1894 - 1955
Nick Winter made history twice at the Paris Olympic Games in 1924. He was the first Australian to compete in an Olympic field event - and the nation’s first field gold medallist. The triple jump was so little known in Australia that it was not even included in the national championships until six years after Winter’s Olympic victory. A fireman stationed at Manly, Sydney, Winter was the last person chosen in the Australian team for the Paris Games - probably because, at 29, he was untried against competition outside Sydney. Although he had established an Australasian record of 14.5 metres, his experience was limited to club competition.

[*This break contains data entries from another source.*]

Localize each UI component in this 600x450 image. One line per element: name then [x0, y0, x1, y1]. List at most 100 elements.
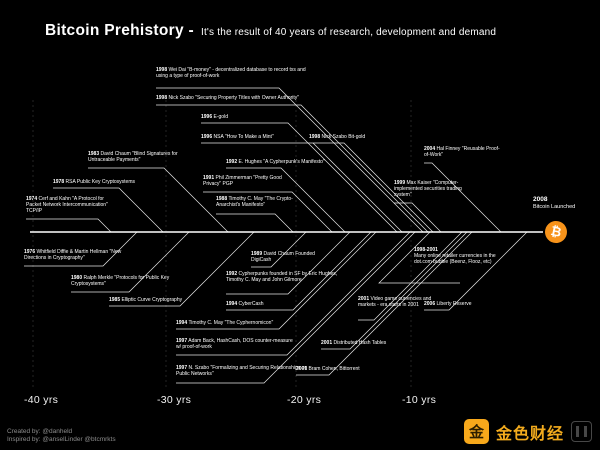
item-text: Timothy C. May "The Crypto-Anarchist's M…: [216, 196, 293, 208]
item-year: 1978: [53, 179, 65, 185]
decade-gridlines: [32, 100, 412, 390]
item-year: 2004: [424, 146, 436, 152]
item-text: Adam Back, HashCash, DOS counter-measure…: [176, 338, 293, 350]
item-year: 1994: [176, 320, 188, 326]
timeline-item-1996-egold: 1996 E-gold: [201, 114, 261, 120]
item-text: Ralph Merkle "Protocols for Public Key C…: [71, 275, 170, 287]
item-text: N. Szabo "Formalizing and Securing Relat…: [176, 365, 308, 377]
golden-finance-logo-icon: 金: [463, 419, 489, 444]
brand-name: 金色财经: [495, 423, 564, 443]
axis-tick-minus-30: -30 yrs: [157, 394, 192, 406]
item-year: 1997: [176, 338, 188, 344]
item-text: Max Kaiser "Computer-implemented securit…: [394, 180, 462, 198]
item-text: Nick Szabo "Securing Property Titles wit…: [168, 95, 300, 101]
timeline-item-1996-nsa-mint: 1996 NSA "How To Make a Mint": [201, 134, 321, 140]
item-text: Phil Zimmerman "Pretty Good Privacy" PGP: [203, 175, 282, 187]
logo-glyph: 金: [468, 423, 484, 441]
item-text: Nick Szabo Bit-gold: [321, 134, 366, 140]
item-year: 2001: [321, 340, 333, 346]
timeline-item-1994-cybercash: 1994 CyberCash: [226, 301, 301, 307]
item-text: Cerf and Kahn "A Protocol for Packet Net…: [26, 196, 108, 214]
item-year: 2006: [424, 301, 436, 307]
title-subtitle: It's the result of 40 years of research,…: [200, 27, 497, 38]
item-text: Elliptic Curve Cryptography: [121, 297, 183, 303]
credits: Created by: @danheld Inspired by: @ansel…: [7, 428, 116, 444]
item-year: 1989: [251, 251, 263, 257]
item-year: 2001: [296, 366, 308, 372]
lower-branches: [24, 231, 528, 384]
timeline-item-1983-blind-signatures: 1983 David Chaum "Blind Signatures for U…: [88, 151, 193, 163]
item-year: 1998: [309, 134, 321, 140]
item-text: E-gold: [213, 114, 228, 120]
timeline-item-2001-dht: 2001 Distributed Hash Tables: [321, 340, 456, 346]
axis-tick-minus-10: -10 yrs: [402, 394, 437, 406]
item-year: 1985: [109, 297, 121, 303]
item-text: E. Hughes "A Cypherpunk's Manifesto": [238, 159, 325, 165]
item-text: Cypherpunks founded in SF by Eric Hughes…: [226, 271, 338, 283]
axis-tick-minus-40: -40 yrs: [24, 394, 59, 406]
timeline-item-1985-ecc: 1985 Elliptic Curve Cryptography: [109, 297, 234, 303]
item-text: NSA "How To Make a Mint": [213, 134, 274, 140]
bitcoin-symbol: ₿: [549, 224, 563, 241]
axis-tick-minus-20: -20 yrs: [287, 394, 322, 406]
timeline-item-1976-new-directions: 1976 Whitfield Diffie & Martin Hellman "…: [24, 249, 142, 261]
item-year: 1992: [226, 271, 238, 277]
item-text: Video game currencies and markets - era …: [358, 296, 432, 308]
item-text: David Chaum Founded DigiCash: [251, 251, 315, 263]
timeline-item-1999-securities-trading: 1999 Max Kaiser "Computer-implemented se…: [394, 180, 476, 198]
item-year: 1980: [71, 275, 83, 281]
timeline-item-1992-cypherpunks-founded: 1992 Cypherpunks founded in SF by Eric H…: [226, 271, 338, 283]
item-text: Hal Finney "Reusable Proof-of-Work": [424, 146, 500, 158]
item-year: 1996: [201, 134, 213, 140]
item-text: Whitfield Diffie & Martin Hellman "New D…: [24, 249, 122, 261]
timeline-item-1998-bmoney: 1998 Wei Dai "B-money" - decentralized d…: [156, 67, 306, 79]
timeline-item-1974-tcpip: 1974 Cerf and Kahn "A Protocol for Packe…: [26, 196, 116, 214]
item-year: 1999: [394, 180, 406, 186]
launch-year: 2008: [533, 196, 548, 203]
item-year: 1976: [24, 249, 36, 255]
item-text: Distributed Hash Tables: [333, 340, 387, 346]
launch-label: Bitcoin Launched: [533, 203, 576, 210]
item-text: David Chaum "Blind Signatures for Untrac…: [88, 151, 178, 163]
upper-branches: [26, 87, 502, 233]
item-year: 1997: [176, 365, 188, 371]
timeline-item-1991-pgp: 1991 Phil Zimmerman "Pretty Good Privacy…: [203, 175, 298, 187]
item-year: 1988: [216, 196, 228, 202]
title-main: Bitcoin Prehistory -: [45, 22, 194, 39]
item-text: Bram Cohen, Bittorrent: [308, 366, 360, 372]
timeline-item-1997-formalizing-relationships: 1997 N. Szabo "Formalizing and Securing …: [176, 365, 311, 377]
timeline-item-2001-video-game-currencies: 2001 Video game currencies and markets -…: [358, 296, 436, 308]
credit-inspired-by: Inspired by: @anselLinder @btcmrkts: [7, 436, 116, 443]
page-title: Bitcoin Prehistory - It's the result of …: [45, 22, 496, 40]
timeline-item-1992-cypherpunk-manifesto: 1992 E. Hughes "A Cypherpunk's Manifesto…: [226, 159, 351, 165]
item-text: Liberty Reserve: [436, 301, 472, 307]
item-text: RSA Public Key Cryptosystems: [65, 179, 135, 185]
timeline-item-1989-digicash: 1989 David Chaum Founded DigiCash: [251, 251, 323, 263]
credit-created-by: Created by: @danheld: [7, 428, 73, 435]
item-year: 1992: [226, 159, 238, 165]
timeline-item-1980-merkle-protocols: 1980 Ralph Merkle "Protocols for Public …: [71, 275, 179, 287]
watermark-frame-icon: [571, 421, 592, 442]
timeline-item-1998-2001-dotcom-currencies: 1998-2001 Many online retailer currencie…: [414, 247, 502, 265]
item-year: 2001: [358, 296, 370, 302]
item-year: 1983: [88, 151, 100, 157]
site-branding: 金 金色财经: [463, 419, 592, 444]
item-text: Timothy C. May "The Cyphernomicon": [188, 320, 274, 326]
timeline-item-2004-rpow: 2004 Hal Finney "Reusable Proof-of-Work": [424, 146, 504, 158]
timeline-item-2001-bittorrent: 2001 Bram Cohen, Bittorrent: [296, 366, 421, 372]
timeline-item-2008-bitcoin-launched: 2008 Bitcoin Launched: [533, 196, 591, 210]
item-text: Many online retailer currencies in the d…: [414, 253, 496, 265]
item-year: 1994: [226, 301, 238, 307]
timeline-item-1998-property-titles: 1998 Nick Szabo "Securing Property Title…: [156, 95, 331, 101]
timeline-item-1978-rsa: 1978 RSA Public Key Cryptosystems: [53, 179, 163, 185]
item-year: 1974: [26, 196, 38, 202]
timeline-item-1997-hashcash: 1997 Adam Back, HashCash, DOS counter-me…: [176, 338, 298, 350]
item-year: 1996: [201, 114, 213, 120]
item-year: 1991: [203, 175, 215, 181]
item-text: Wei Dai "B-money" - decentralized databa…: [156, 67, 306, 79]
item-year: 1998-2001: [414, 247, 438, 253]
item-text: CyberCash: [238, 301, 264, 307]
timeline-item-1988-crypto-anarchist: 1988 Timothy C. May "The Crypto-Anarchis…: [216, 196, 316, 208]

Winter was a natural athlete, and very versatile. He played snooker, rugby league football, cricket, tennis, golf, wrestling … and a few off-centre sports like the single tug of war and backward cycling. He loved the leaping events: he did well in the high jump and hurdles, but excelled at the running hop, step and jump (which became the triple jump). He worked as a labourer before enlisting in World War I in 1915, serving in Egypt and France.
Winter won his Paris gold medal with his third jump - the last of the competition. Having fouled three times in five jumps, he decided to make a certainty of a valid leap by taking off inches before he reached the board. In clearing 15.52m, he broke a world record that had stood for 13 years. He competed again at the Amsterdam Olympics in 1928, but was unable to reproduce his best form.